The New Orleans Pelicans may have an Anthony Davis trade offer from the Los Angeles Lakers on the table, but they would seemingly rather send him to the Boston Celtics.
ESPN's Rachel Nichols asked Brian Windhorst on Thursday's episode of The Jump if Pelicans executive vice president of basketball operations David Griffin was using the Lakers' offer as leverage to gain more assets from the Celtics, and Windhorst said he believed that to be the case:
"I think it's a good sign that David Griffin is shopping the No. 4 pick. That at least means he's open to a deal with the Lakers. But I think all of this is a maneuver to draw as much as he possibly can out of the Celtics. They've preferred to deal with the Celtics since Dell Demps was the general manager. The Lakers' offers haven't changed that much. They have a higher pick, but they don't really have different players to offer. If he really wanted to make the Lakers deal, and he really wanted the draft pick, he would've already made the Lakers deal."
On Wednesday, ESPN's Adrian Wojnarowski reported the Celtics and Lakers were both engaged with the Pelicans in trade talks for Davis, and that the Lakers were offering the No. 4 pick, Lonzo Ball and Brandon Ingram as the headlining pieces in their package.
Wojnarowski added the Pelicans were interested in potentially flipping the No. 4 pick to a third team for an established player. He also noted that the Lakers were trying to keep Kyle Kuzma out of the deal.
Meanwhile, Davis' agent, Rich Paul, said in no uncertain terms that the All-Star big man wouldn't sign a long-term extension with the Celtics, at least not before he became a free agent next summer.
"They can trade for him, but it'll be for one year," he told S.L Price of Sports Illustrated. "I mean: If the Celtics traded for Anthony Davis, we would go there and we would abide by our contractual [obligations] and we would go into free agency in 2020. I've stated that to them."

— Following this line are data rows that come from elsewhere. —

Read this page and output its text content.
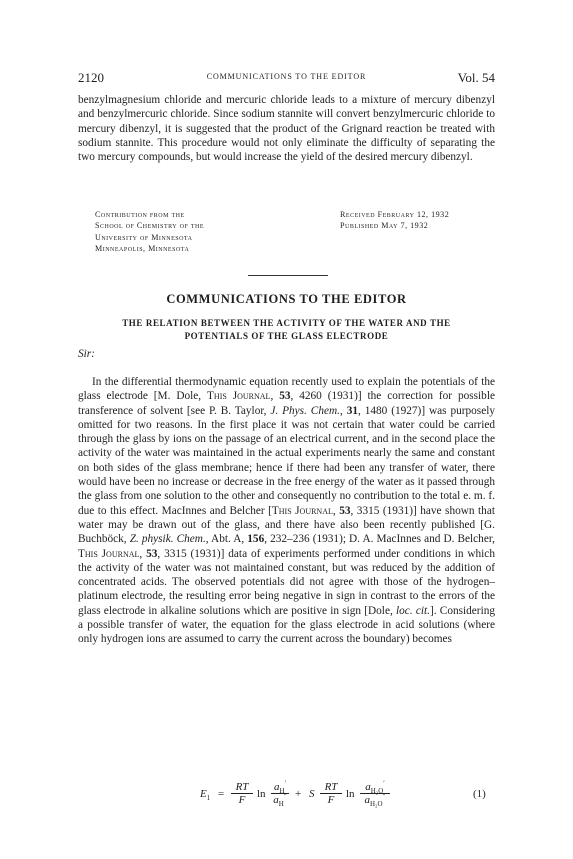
2120	COMMUNICATIONS TO THE EDITOR	Vol. 54

benzylmagnesium chloride and mercuric chloride leads to a mixture of mercury dibenzyl and benzylmercuric chloride. Since sodium stannite will convert benzylmercuric chloride to mercury dibenzyl, it is suggested that the product of the Grignard reaction be treated with sodium stannite. This procedure would not only eliminate the difficulty of separating the two mercury compounds, but would increase the yield of the desired mercury dibenzyl.

Contribution from the
School of Chemistry of the
University of Minnesota
Minneapolis, Minnesota
Received February 12, 1932
Published May 7, 1932
COMMUNICATIONS TO THE EDITOR
THE RELATION BETWEEN THE ACTIVITY OF THE WATER AND THE
POTENTIALS OF THE GLASS ELECTRODE
Sir:

In the differential thermodynamic equation recently used to explain the potentials of the glass electrode [M. Dole, This Journal, 53, 4260 (1931)] the correction for possible transference of solvent [see P. B. Taylor, J. Phys. Chem., 31, 1480 (1927)] was purposely omitted for two reasons. In the first place it was not certain that water could be carried through the glass by ions on the passage of an electrical current, and in the second place the activity of the water was maintained in the actual experiments nearly the same and constant on both sides of the glass membrane; hence if there had been any transfer of water, there would have been no increase or decrease in the free energy of the water as it passed through the glass from one solution to the other and consequently no contribution to the total e. m. f. due to this effect. MacInnes and Belcher [This Journal, 53, 3315 (1931)] have shown that water may be drawn out of the glass, and there have also been recently published [G. Buchböck, Z. physik. Chem., Abt. A, 156, 232–236 (1931); D. A. MacInnes and D. Belcher, This Journal, 53, 3315 (1931)] data of experiments performed under conditions in which the activity of the water was not maintained constant, but was reduced by the addition of concentrated acids. The observed potentials did not agree with those of the hydrogen–platinum electrode, the resulting error being negative in sign in contrast to the errors of the glass electrode in alkaline solutions which are positive in sign [Dole, loc. cit.]. Considering a possible transfer of water, the equation for the glass electrode in acid solutions (where only hydrogen ions are assumed to carry the current across the boundary) becomes

$E_1 = \frac{RT}{F}$ $\ln \frac{a_H'}{a_H''} + S \frac{RT}{F}$ $\ln \frac{a_{H_2O}'}{a_{H_2O}''}$	(1)
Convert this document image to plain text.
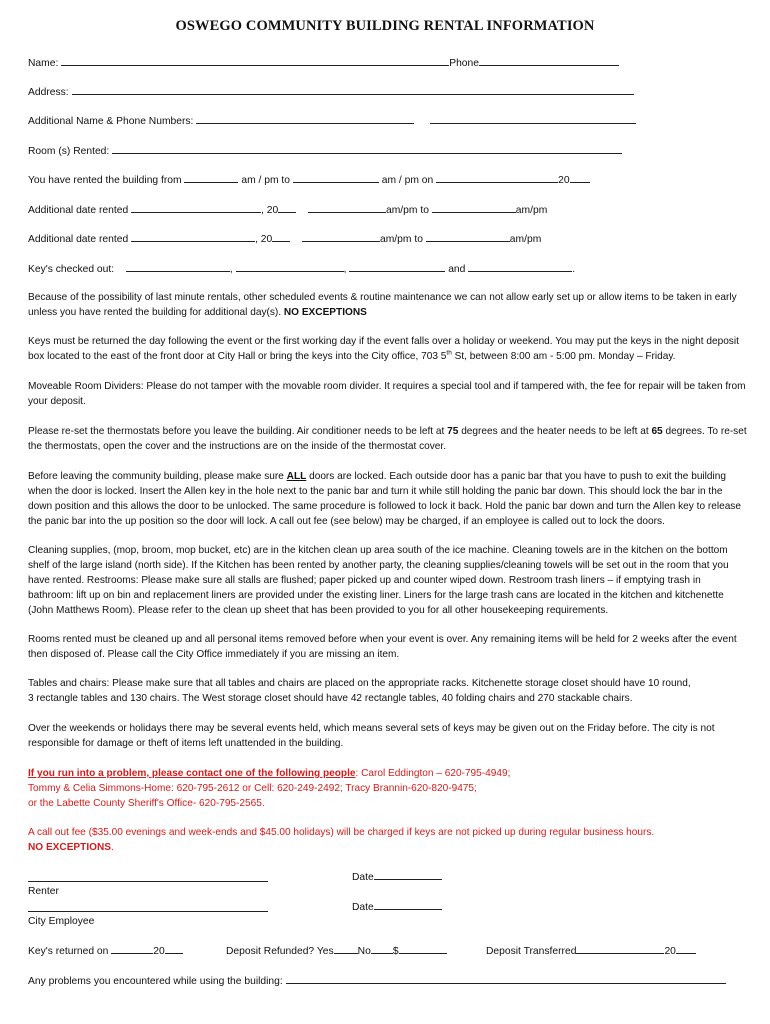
OSWEGO COMMUNITY BUILDING RENTAL INFORMATION
Name:	Phone
Address:
Additional Name & Phone Numbers:
Room (s) Rented:
You have rented the building from	am / pm to	am / pm on	20
Additional date rented	, 20	am/pm to	am/pm
Additional date rented	, 20	am/pm to	am/pm
Key's checked out:	,	,	and	.

Because of the possibility of last minute rentals, other scheduled events & routine maintenance we can not allow early set up or allow items to be taken in early unless you have rented the building for additional day(s). NO EXCEPTIONS

Keys must be returned the day following the event or the first working day if the event falls over a holiday or weekend. You may put the keys in the night deposit box located to the east of the front door at City Hall or bring the keys into the City office, 703 5th St, between 8:00 am - 5:00 pm. Monday – Friday.

Moveable Room Dividers: Please do not tamper with the movable room divider. It requires a special tool and if tampered with, the fee for repair will be taken from your deposit.

Please re-set the thermostats before you leave the building. Air conditioner needs to be left at 75 degrees and the heater needs to be left at 65 degrees. To re-set the thermostats, open the cover and the instructions are on the inside of the thermostat cover.

Before leaving the community building, please make sure ALL doors are locked. Each outside door has a panic bar that you have to push to exit the building when the door is locked. Insert the Allen key in the hole next to the panic bar and turn it while still holding the panic bar down. This should lock the bar in the down position and this allows the door to be unlocked. The same procedure is followed to lock it back. Hold the panic bar down and turn the Allen key to release the panic bar into the up position so the door will lock. A call out fee (see below) may be charged, if an employee is called out to lock the doors.

Cleaning supplies, (mop, broom, mop bucket, etc) are in the kitchen clean up area south of the ice machine. Cleaning towels are in the kitchen on the bottom shelf of the large island (north side). If the Kitchen has been rented by another party, the cleaning supplies/cleaning towels will be set out in the room that you have rented. Restrooms: Please make sure all stalls are flushed; paper picked up and counter wiped down. Restroom trash liners – if emptying trash in bathroom: lift up on bin and replacement liners are provided under the existing liner. Liners for the large trash cans are located in the kitchen and kitchenette (John Matthews Room). Please refer to the clean up sheet that has been provided to you for all other housekeeping requirements.

Rooms rented must be cleaned up and all personal items removed before when your event is over. Any remaining items will be held for 2 weeks after the event then disposed of. Please call the City Office immediately if you are missing an item.

Tables and chairs: Please make sure that all tables and chairs are placed on the appropriate racks. Kitchenette storage closet should have 10 round,

3 rectangle tables and 130 chairs. The West storage closet should have 42 rectangle tables, 40 folding chairs and 270 stackable chairs.

Over the weekends or holidays there may be several events held, which means several sets of keys may be given out on the Friday before. The city is not responsible for damage or theft of items left unattended in the building.

If you run into a problem, please contact one of the following people: Carol Eddington – 620-795-4949;

Tommy & Celia Simmons-Home: 620-795-2612 or Cell: 620-249-2492; Tracy Brannin-620-820-9475;

or the Labette County Sheriff's Office- 620-795-2565.

A call out fee ($35.00 evenings and week-ends and $45.00 holidays) will be charged if keys are not picked up during regular business hours.

NO EXCEPTIONS.

Date
Renter
Date
City Employee
Key's returned on	20	Deposit Refunded? Yes No $	Deposit Transferred	20
Any problems you encountered while using the building:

Another complicating factor is the future of Kyrie Irving, with rumors continuing to link him to the Brooklyn Nets. How much should the Celtics be willing to give up for Davis if Irving doesn't commit to staying, especially since Davis could depart in 2020? Would the Celtics give up Jayson Tatum in such a scenario, sacrificing a potential future star for a one-year rental?
Wojnarowski reported Wednesday that the Celtics are "still determined" to trade for Davis despite Paul's comments, hoping his acquisition would also convince Irving to re-sign in Boston. However, the Celtics can't officially trade for Davis until Irving becomes a free agent on July 1.
It would be a major gamble, one that could result in the Celtics sacrificing some of their best future assets and ending up empty-handed in a year.
With talented young players like Tatum and Jaylen Brown and a pile of future first-round picks, the Celtics have the most appealing assets to offer New Orleans. The question remains just how much they'll be willing to gamble on an uncertain future with Davis.